Stable representation of a naturalistic movie emerges from episodic activity with gain variability.

Autor: Xia J; Department of Physics, Washington University in St. Louis, St. Louis, MO, USA. xiaji@wustl.edu., Marks TD; Neuroscience Research Institute, University of California, Santa Barbara, CA, USA., Goard MJ; Neuroscience Research Institute, University of California, Santa Barbara, CA, USA.; Department of Molecular, Cellular, and Developmental Biology, University of California, Santa Barbara, CA, USA.; Department of Psychological & Brain Sciences, University of California, Santa Barbara, CA, USA., Wessel R; Department of Physics, Washington University in St. Louis, St. Louis, MO, USA.
Jazyk: angličtina
Zdroj: Nature communications [Nat Commun] 2021 Aug 27; Vol. 12 (1), pp. 5170. Date of Electronic Publication: 2021 Aug 27.

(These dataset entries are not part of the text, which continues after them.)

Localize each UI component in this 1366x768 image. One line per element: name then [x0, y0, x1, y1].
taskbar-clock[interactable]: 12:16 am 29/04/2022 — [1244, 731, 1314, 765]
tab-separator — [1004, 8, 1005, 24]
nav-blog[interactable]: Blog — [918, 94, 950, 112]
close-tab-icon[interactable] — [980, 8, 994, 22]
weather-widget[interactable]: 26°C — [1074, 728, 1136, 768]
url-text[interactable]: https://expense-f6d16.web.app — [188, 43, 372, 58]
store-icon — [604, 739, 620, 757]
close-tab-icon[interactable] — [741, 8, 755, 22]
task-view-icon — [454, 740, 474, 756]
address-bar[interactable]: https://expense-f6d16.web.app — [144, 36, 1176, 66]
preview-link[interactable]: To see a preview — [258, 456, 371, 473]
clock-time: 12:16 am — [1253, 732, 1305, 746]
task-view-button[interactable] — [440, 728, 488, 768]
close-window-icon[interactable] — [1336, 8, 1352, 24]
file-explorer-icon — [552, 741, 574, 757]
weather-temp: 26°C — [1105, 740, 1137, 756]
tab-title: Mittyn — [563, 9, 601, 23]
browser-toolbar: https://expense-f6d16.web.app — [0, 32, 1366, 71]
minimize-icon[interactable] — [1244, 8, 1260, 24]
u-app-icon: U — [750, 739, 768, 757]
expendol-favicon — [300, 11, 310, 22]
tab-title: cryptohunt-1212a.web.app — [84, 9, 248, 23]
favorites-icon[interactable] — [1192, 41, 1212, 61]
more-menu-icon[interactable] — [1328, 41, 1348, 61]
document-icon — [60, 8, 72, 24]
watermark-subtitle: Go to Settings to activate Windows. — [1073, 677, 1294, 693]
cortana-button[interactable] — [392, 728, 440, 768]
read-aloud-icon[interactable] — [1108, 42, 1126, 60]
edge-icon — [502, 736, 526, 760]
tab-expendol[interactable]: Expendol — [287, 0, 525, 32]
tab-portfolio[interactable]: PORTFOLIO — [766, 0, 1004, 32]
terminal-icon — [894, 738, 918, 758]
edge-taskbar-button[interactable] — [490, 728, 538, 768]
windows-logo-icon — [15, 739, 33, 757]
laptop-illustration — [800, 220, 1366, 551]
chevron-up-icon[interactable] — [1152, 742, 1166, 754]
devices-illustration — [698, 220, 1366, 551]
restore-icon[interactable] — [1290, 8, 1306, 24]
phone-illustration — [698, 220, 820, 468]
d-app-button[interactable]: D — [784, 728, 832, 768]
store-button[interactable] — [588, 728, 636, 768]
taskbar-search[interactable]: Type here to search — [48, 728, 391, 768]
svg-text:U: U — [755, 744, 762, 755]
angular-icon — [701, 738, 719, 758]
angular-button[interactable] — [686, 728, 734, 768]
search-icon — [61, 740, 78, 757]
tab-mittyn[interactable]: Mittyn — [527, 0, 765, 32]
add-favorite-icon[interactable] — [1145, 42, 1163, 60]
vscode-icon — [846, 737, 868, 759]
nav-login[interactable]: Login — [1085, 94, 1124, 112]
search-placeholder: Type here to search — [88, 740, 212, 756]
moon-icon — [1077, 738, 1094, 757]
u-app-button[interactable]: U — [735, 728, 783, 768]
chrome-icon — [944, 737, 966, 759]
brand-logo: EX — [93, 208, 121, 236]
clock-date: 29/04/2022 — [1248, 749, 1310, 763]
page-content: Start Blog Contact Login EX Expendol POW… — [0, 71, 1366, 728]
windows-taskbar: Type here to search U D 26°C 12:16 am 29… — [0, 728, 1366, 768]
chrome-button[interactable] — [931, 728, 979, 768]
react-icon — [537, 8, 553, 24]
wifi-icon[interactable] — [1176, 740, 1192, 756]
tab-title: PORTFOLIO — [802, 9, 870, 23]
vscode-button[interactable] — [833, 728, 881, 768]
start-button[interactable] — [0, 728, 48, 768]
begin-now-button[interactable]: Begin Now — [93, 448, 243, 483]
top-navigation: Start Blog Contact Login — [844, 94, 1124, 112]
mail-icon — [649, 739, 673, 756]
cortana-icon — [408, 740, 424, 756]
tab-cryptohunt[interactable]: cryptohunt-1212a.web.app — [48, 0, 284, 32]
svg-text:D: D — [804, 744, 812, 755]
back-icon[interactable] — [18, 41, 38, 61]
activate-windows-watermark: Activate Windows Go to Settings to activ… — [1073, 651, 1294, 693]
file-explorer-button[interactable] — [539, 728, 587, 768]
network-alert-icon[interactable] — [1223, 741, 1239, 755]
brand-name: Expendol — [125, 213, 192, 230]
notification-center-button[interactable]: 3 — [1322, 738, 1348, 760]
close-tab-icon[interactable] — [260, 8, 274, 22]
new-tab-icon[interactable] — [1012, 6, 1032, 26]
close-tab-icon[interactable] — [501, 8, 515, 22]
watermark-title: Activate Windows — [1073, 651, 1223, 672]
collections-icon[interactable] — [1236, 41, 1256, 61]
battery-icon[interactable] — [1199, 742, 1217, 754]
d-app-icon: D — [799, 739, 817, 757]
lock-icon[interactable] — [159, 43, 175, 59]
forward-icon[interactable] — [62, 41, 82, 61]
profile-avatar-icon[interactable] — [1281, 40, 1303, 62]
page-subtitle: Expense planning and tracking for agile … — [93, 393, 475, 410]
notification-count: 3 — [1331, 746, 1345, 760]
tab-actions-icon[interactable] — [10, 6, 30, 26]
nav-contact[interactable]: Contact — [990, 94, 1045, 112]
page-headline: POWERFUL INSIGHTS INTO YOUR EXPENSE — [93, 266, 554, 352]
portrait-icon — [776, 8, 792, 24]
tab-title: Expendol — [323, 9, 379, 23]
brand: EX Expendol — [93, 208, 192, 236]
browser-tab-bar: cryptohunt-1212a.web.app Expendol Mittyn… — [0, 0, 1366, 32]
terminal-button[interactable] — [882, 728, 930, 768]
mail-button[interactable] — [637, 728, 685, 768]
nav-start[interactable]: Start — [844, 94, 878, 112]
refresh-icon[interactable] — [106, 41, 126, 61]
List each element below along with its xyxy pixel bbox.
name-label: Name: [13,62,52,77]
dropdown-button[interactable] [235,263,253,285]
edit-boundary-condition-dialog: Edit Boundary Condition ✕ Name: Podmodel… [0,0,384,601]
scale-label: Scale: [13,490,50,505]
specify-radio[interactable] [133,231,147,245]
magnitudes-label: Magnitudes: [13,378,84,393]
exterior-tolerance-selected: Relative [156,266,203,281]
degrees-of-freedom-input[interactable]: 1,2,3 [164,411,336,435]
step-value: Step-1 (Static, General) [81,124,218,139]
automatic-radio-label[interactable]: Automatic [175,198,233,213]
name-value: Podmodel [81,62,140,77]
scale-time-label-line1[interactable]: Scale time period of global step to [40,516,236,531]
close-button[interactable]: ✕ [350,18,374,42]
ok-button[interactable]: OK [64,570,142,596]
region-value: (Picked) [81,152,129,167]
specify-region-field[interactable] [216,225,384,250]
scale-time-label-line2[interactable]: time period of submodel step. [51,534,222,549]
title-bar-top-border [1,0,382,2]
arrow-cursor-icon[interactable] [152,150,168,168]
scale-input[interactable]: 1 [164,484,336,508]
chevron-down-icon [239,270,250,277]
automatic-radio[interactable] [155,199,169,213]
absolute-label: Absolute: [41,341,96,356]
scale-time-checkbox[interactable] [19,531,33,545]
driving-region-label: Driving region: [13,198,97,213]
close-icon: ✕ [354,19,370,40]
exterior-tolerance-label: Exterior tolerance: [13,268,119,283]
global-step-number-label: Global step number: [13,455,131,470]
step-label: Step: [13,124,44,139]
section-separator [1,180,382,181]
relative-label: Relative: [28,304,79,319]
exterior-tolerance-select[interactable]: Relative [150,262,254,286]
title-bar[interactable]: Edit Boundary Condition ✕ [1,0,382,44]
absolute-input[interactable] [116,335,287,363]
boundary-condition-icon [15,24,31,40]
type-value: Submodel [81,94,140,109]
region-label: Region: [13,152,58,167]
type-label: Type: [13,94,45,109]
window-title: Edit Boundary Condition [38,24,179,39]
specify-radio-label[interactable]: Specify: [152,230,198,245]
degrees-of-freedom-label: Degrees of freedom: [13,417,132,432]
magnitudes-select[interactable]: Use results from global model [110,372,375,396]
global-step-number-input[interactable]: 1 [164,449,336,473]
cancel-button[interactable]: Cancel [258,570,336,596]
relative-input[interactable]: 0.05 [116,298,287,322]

DOI: 10.1038/s41467-021-25437-2
Abstrakt: Visual cortical responses are known to be highly variable across trials within an experimental session. However, the long-term stability of visual cortical responses is poorly understood. Here using chronic imaging of V1 in mice we show that neural responses to repeated natural movie clips are unstable across weeks. Individual neuronal responses consist of sparse episodic activity which are stable in time but unstable in gain across weeks. Further, we find that the individual episode, instead of neuron, serves as the basic unit of the week-to-week fluctuation. To investigate how population activity encodes the stimulus, we extract a stable one-dimensional representation of the time in the natural movie, using an unsupervised method. Most week-to-week fluctuation is perpendicular to the stimulus encoding direction, thus leaving the stimulus representation largely unaffected. We propose that precise episodic activity with coordinated gain changes are keys to maintain a stable stimulus representation in V1.